Oh wish I could Kels, got farrrrrrrrrr too many boys as it is


----------



## Siamese Kelly (Jan 6, 2008)

Saynamore said:


> Oh wish I could Kels, got farrrrrrrrrr too many boys as it is


PPLlllzzzzz...okay,okay but if your not keeping him at least let us lot vet his new family...and they better be the b*****s too


----------



## Saynamore (Feb 28, 2008)

OK that's a deal


----------



## cats4eva (Mar 21, 2008)

Aww he's a cutie pie...looks all snuggly!


----------



## Siamese Kelly (Jan 6, 2008)

Kermit-thinks he's gorgeous too-he keeps pawing his picture


----------



## Guest (Jul 24, 2008)

OMG I wanna cuddle him big time! he looks so sweeeeeeeet!


----------



## cats4eva (Mar 21, 2008)

You know I'd love to cuddle a furball like this! Dont think I have actually ever been in human contact with something so furbally (think i made that word up)and cute lol


----------



## Siamese Kelly (Jan 6, 2008)

Love it-furballyYou saying your oh isn't furbally-thats a bit rude TBut i won't tell him


----------



## Saynamore (Feb 28, 2008)

Siamese Kelly said:


> Kermit-thinks he's gorgeous too-he keeps pawing his picture


Errrrmm Siamese x Persian, nah, I don't think so.
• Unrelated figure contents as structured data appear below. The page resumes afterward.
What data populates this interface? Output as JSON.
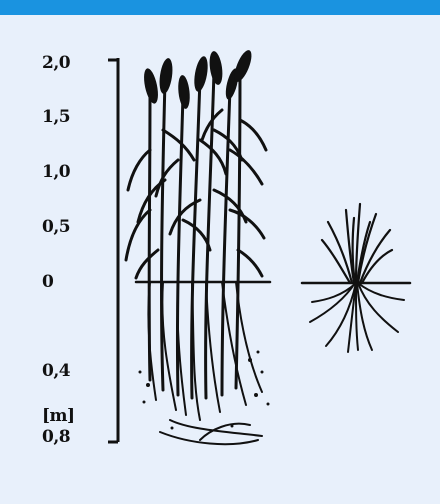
{
  "colors": {
    "header_bar": "#1a93e0",
    "background": "#e8f0fb",
    "ink": "#111111"
  },
  "scale": {
    "labels": [
      "2,0",
      "1,5",
      "1,0",
      "0,5",
      "0",
      "0,4",
      "[m]",
      "0,8"
    ]
  },
  "figures": {
    "left": "tall-grass-plant-icon",
    "right": "short-grass-tuft-icon"
  }
}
Not my style, pmsl


----------



## Saynamore (Feb 28, 2008)

Siamese Kelly said:


> Love it-furballyYou saying your oh isn't furbally-thats a bit rude TBut i won't tell him


Hee hee, chuckling at that!


----------



## Siamese Kelly (Jan 6, 2008)

Saynamore said:


> Errrrmm Siamese x Persian, nah, I don't think so. Not my style, pmsl


Be a bit difficult since Kermiy's a boy but stranger things happen at sea


----------